Originally published by EV Annex.
By Charles Morris
Tesla will be holding a Battery Investor Day sometime soon. What sort of news can we expect?
Of course, we could just wait and see instead of idly speculating, but what fun would that be?
In a new video (scroll below), Steven, of Solving The Money Problem, considers some of the news items that may be in the offing. One thing seems certain — something momentous, or perhaps several things, will be revealed. As Steven puts it, “Tesla is only holding this event because they have news worth sharing.”
Tesla is continuously working in various areas having to do with batteries: testing new cell chemistries; exploring new sources of supply; devising easier and cheaper ways to assemble battery packs; and securing supplies of raw materials such as lithium. Over the past few months, we’ve seen hints and rumors that breakthroughs are imminent on several fronts.

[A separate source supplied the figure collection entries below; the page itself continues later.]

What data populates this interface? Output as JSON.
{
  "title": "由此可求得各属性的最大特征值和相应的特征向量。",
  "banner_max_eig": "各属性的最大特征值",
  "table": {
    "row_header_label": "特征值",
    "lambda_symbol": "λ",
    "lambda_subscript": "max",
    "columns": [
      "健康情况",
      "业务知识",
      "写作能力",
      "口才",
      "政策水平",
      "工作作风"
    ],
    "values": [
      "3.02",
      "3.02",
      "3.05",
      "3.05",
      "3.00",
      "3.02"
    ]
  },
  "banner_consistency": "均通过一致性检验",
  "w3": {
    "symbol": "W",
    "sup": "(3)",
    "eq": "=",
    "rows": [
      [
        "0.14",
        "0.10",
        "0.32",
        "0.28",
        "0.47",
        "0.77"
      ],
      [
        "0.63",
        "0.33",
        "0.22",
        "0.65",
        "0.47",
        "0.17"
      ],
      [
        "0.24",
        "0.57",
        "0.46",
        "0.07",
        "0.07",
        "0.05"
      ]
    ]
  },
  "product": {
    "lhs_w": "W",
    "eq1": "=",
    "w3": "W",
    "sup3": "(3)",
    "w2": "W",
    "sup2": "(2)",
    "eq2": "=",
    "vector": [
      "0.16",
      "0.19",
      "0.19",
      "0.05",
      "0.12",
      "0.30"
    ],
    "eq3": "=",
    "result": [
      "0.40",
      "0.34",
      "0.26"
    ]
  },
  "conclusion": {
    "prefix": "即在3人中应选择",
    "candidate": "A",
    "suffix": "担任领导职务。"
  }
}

Steven believes the crux of the event will be Tesla’s plan to scale battery production up to multiple terawatt-hours — orders of magnitude more than it’s producing today. That’s a lot of batteries, but Tesla’s going to need them, not only to ramp up production of Model Y and the Cybertruck, but to enable the expected expansion of Tesla Energy products (remember that Elon has said he thinks energy storage could become a higher-volume business for the company than vehicles).
Will Tesla reveal its new million-mile battery? Will the company divulge its hitherto top-secret battery costs? Conventional wisdom has it that $100 per kWh (at the pack level) is the “magic number” that will bring EVs to price parity with legacy vehicles, and we know that Tesla is getting close to this figure. [Editor’s note: I personally think it’s clear that Tesla is far beyond parity. However, this claim about the $100 per kWh is a common one, and it presumably applies to cars from other automakers more than from Tesla. —Zach]
These are the sort of questions everyone is asking. More sophisticated observers understand that important advances on the battery front may have less to do with improving the performance of batteries than with new production processes that enable them to be produced more cheaply, or new business initiatives to secure supply chains and avoid future bottlenecks.
|Above: Tesla will host its Battery and Powertrain Investor Day soon — some predictions about what’s coming (YouTube: Solving the Money Problem)|
In early 2019, Tesla acquired Maxwell Technologies, the developer of a “dry electrode” technology that could not only extend battery life, but simplify the manufacturing process. Maxwell said its process could deliver “a 10 to 20% cost reduction versus state-of-the-art wet electrodes.”
Later in 2019, Tesla acquired Hibar Systems, which specializes in battery cell manufacturing equipment. This brings us to another new initiative that appears to be in the pipeline — will Tesla announce that it’s going to start manufacturing its own battery cells? The company has a history of defying the typical auto industry practice of outsourcing — time and again, Tesla has gotten frustrated with the slow pace of suppliers, and brought production of key components in-house. It’s widely expected that this is about to happen with battery cells, and it’s even possible that the company will move even further up the supply chain and get into the lithium mining business.
At the other end of the battery life cycle, recycling is an important area (and it could quickly become critical if Tesla releases a new and improved battery that can be retrofitted to existing vehicles). Will the company announce a new initiative in this arena?
A major advance in any one of these fields (there are more) could be a huge boost to Tesla’s future prospects. What game-changing revelations does Steven think we’re likely to see on Battery Day? We won’t play the spoiler — watch the video already!
One thing seems certain — after Battery Day, Tesla’s already-substantial lead over every other automaker will be wider than ever.